"Yo siempre me había imaginado el paraíso bajo la especie de una biblioteca."
"Ben cenneti hep bir çeşit kütüphane olarak düşlemişimdir."
Jorge Louis Borges

30 Mayıs 2012 Çarşamba

VE O HİÇ BİR ŞEY DEMEDİ-HEİNRİCH BÖLL

Evlilikte yakınlaşma ve yabancılaşma temasını işleyen Ve O Hiçbir Şey Demedi, romanın iki kahramanının sesleriyle ulaşır okura. Her ikisi de değişimli olarak içsel ve dışsal yaşantılarını anlatırlar.

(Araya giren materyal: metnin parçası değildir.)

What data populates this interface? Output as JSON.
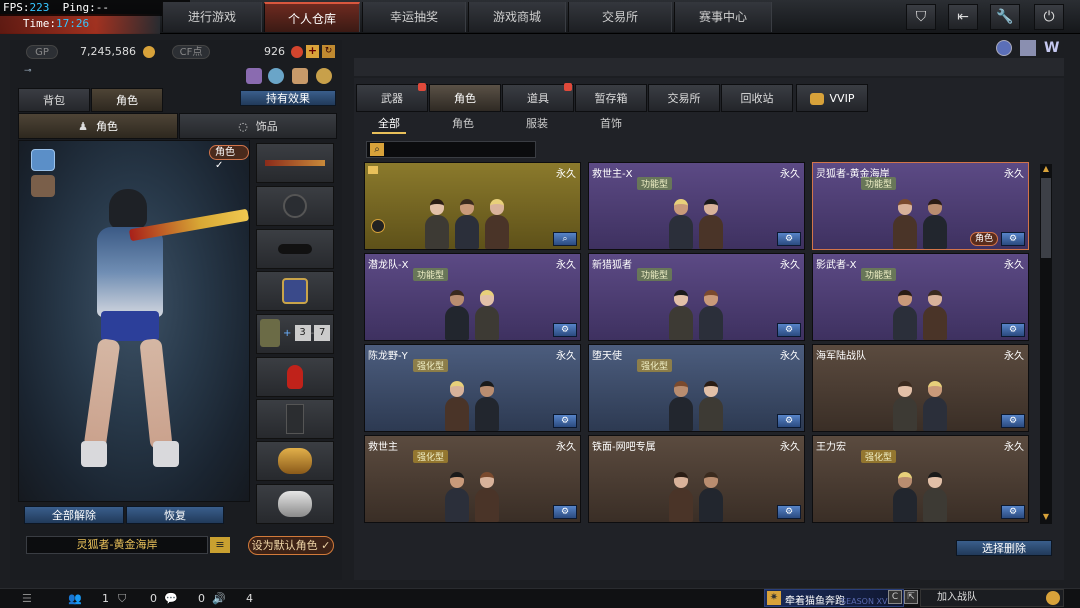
{
  "debug": {
    "fps_label": "FPS:",
    "fps_value": "223",
    "ping_label": "Ping:",
    "ping_value": "--",
    "time_label": "Time:",
    "time_value": "17:26"
  },
  "nav": {
    "tabs": [
      "进行游戏",
      "个人仓库",
      "幸运抽奖",
      "游戏商城",
      "交易所",
      "赛事中心"
    ],
    "active": "个人仓库"
  },
  "currency": {
    "gp_label": "GP",
    "gp_value": "7,245,586",
    "cf_label": "CF点",
    "cf_value": "926"
  },
  "left": {
    "tabs": [
      "背包",
      "角色"
    ],
    "active_tab": "角色",
    "holdings_button": "持有效果",
    "sub_tabs": [
      "角色",
      "饰品"
    ],
    "role_badge": "角色",
    "unequip_all": "全部解除",
    "restore": "恢复",
    "character_name": "灵狐者-黄金海岸",
    "set_default": "设为默认角色"
  },
  "right": {
    "tabs": [
      "武器",
      "角色",
      "道具",
      "暂存箱",
      "交易所",
      "回收站",
      "VVIP"
    ],
    "active_tab": "角色",
    "sub_tabs": [
      "全部",
      "角色",
      "服装",
      "首饰"
    ],
    "active_sub_tab": "全部",
    "search_placeholder": "",
    "select_delete": "选择删除",
    "cards": [
      {
        "name": "",
        "duration": "永久",
        "tag": "",
        "theme": "gold",
        "chip": ""
      },
      {
        "name": "救世主-X",
        "duration": "永久",
        "tag": "功能型",
        "theme": "purple",
        "chip": ""
      },
      {
        "name": "灵狐者-黄金海岸",
        "duration": "永久",
        "tag": "功能型",
        "theme": "purple",
        "chip": "角色"
      },
      {
        "name": "潜龙队-X",
        "duration": "永久",
        "tag": "功能型",
        "theme": "purple",
        "chip": ""
      },
      {
        "name": "新猎狐者",
        "duration": "永久",
        "tag": "功能型",
        "theme": "purple",
        "chip": ""
      },
      {
        "name": "影武者-X",
        "duration": "永久",
        "tag": "功能型",
        "theme": "purple",
        "chip": ""
      },
      {
        "name": "陈龙野-Y",
        "duration": "永久",
        "tag": "强化型",
        "theme": "blue",
        "chip": ""
      },
      {
        "name": "堕天使",
        "duration": "永久",
        "tag": "强化型",
        "theme": "blue",
        "chip": ""
      },
      {
        "name": "海军陆战队",
        "duration": "永久",
        "tag": "",
        "theme": "brown",
        "chip": ""
      },
      {
        "name": "救世主",
        "duration": "永久",
        "tag": "强化型",
        "theme": "brown",
        "chip": ""
      },
      {
        "name": "铁面-网吧专属",
        "duration": "永久",
        "tag": "",
        "theme": "brown",
        "chip": ""
      },
      {
        "name": "王力宏",
        "duration": "永久",
        "tag": "强化型",
        "theme": "brown",
        "chip": ""
      }
    ]
  },
  "bottom": {
    "count_1": "1",
    "count_2": "0",
    "count_3": "0",
    "count_4": "4",
    "notice": "牵着猫鱼奔跑",
    "season": "SEASON XVII",
    "join_team": "加入战队"
  }
}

Böylece bu iki kişinin birbirine koşut giden yaşamları ve aslında birbirine ulaşmaya çabalayan bu insanların yalnızlığı açığa çıkar. 

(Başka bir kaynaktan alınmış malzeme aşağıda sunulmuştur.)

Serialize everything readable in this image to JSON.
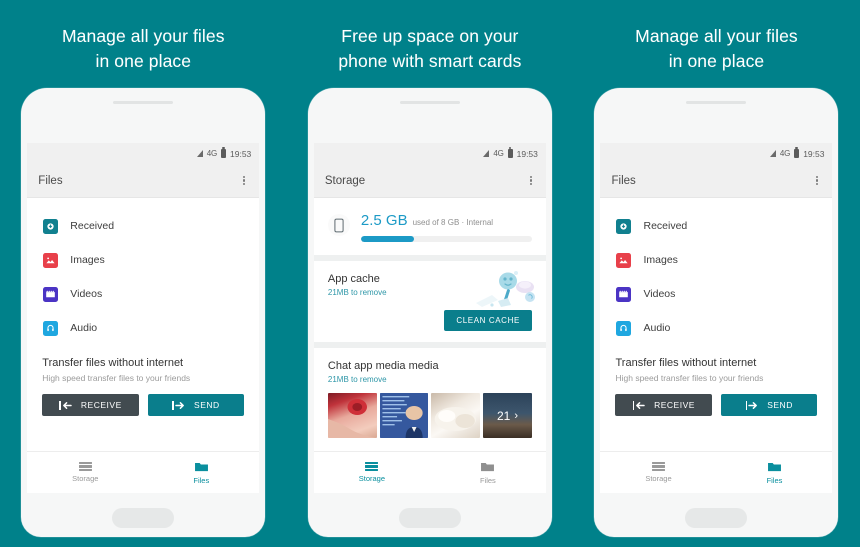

Küçük bir kiralık odada karısı ve üç çocuğuyla bir arada yaşamanın sıkıntısına katlanamayan Fred Bogner, onlardan ayrılır. Kiliseye ait bir büroda telefoncu olarak çalışmaya başlar. Savaş sonrası Almanyasının bir büyük kentinde sokakları arşınlar, içer ve oyun makinelerinde zaman öldürür. Karısıyla bir otelde geçirdiği hafta sonundan sonra ise kesin ayrılık kaçınılmaz görünür. 

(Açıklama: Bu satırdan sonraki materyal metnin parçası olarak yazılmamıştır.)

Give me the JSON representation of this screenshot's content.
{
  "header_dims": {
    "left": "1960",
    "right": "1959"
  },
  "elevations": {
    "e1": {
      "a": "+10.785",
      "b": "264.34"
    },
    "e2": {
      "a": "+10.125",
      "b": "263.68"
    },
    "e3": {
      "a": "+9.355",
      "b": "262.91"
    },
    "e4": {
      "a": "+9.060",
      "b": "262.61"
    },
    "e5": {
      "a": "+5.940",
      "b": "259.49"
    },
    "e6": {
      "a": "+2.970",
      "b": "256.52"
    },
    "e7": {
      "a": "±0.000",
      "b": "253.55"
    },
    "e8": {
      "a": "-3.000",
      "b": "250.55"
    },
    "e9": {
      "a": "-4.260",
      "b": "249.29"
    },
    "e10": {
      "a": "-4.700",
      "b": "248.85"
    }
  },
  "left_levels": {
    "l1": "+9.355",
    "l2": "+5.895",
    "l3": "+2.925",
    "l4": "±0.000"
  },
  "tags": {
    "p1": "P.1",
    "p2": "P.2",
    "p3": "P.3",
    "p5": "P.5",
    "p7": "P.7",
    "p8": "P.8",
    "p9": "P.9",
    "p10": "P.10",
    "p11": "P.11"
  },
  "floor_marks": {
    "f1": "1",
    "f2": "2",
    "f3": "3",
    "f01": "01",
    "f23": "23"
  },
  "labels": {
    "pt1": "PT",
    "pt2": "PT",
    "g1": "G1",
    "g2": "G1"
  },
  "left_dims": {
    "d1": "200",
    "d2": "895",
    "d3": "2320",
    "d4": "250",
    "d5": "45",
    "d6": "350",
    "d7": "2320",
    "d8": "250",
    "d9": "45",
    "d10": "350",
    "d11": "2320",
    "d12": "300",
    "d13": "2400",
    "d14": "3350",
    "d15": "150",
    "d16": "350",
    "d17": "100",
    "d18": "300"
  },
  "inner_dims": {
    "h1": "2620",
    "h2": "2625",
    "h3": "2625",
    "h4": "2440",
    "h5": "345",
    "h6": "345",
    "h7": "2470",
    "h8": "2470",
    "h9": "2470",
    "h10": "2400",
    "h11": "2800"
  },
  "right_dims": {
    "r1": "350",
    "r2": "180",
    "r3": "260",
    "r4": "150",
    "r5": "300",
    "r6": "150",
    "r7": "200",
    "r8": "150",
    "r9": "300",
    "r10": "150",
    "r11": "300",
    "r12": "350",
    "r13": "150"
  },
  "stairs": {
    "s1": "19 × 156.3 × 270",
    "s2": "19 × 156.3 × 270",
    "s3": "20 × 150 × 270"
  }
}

Ancak çok geçmeden Bogner sevmekten asla vazgeçemediği karısında yepyeni bir insan bulur. Savaş sonrası Alman edebiyatının en gerçekçi ve en sarsıcı romanlarından biri olan Ve O Hiçbir Şey Demedi, Alman yazar Heinrich Böll'ü üne kavuşturan roman olarak bilinir.

“Ben birisini arıyordum, kendisiyle ömür boyunca kahvaltı edebileceğim birisini…”

Bir başyapıt bu kitap. İnsanı allak bullak eden kitaplardan biri.

Böyle kitapların gücü şurdadır: Haklarında konuşmak yerine, onların bizi kendimiz ve yaşamımız  hakkında yine kendimizle konuşturduğunu görürüz. Karanlıkta, soğuk bir odada, parmaklar yüzümüze kadar çekilmiş yorgana bir kerpeten gibi geçmiş ve dişlerimizi mi sıkarak yoksa dudaklarımızı mı ısırarak karşı koyacağımıza karar veremez bir hal içinde konuşturur üstelik. 


Fred edebiyat tarihinin en unutulmaz adamlarından biridir. Böll bu yüzyılın büyük yazarlarından biridir. Bu kitap da onun en unutulmaz kitabıdır. Necatigil çevirisi de en yakışan çeviridir.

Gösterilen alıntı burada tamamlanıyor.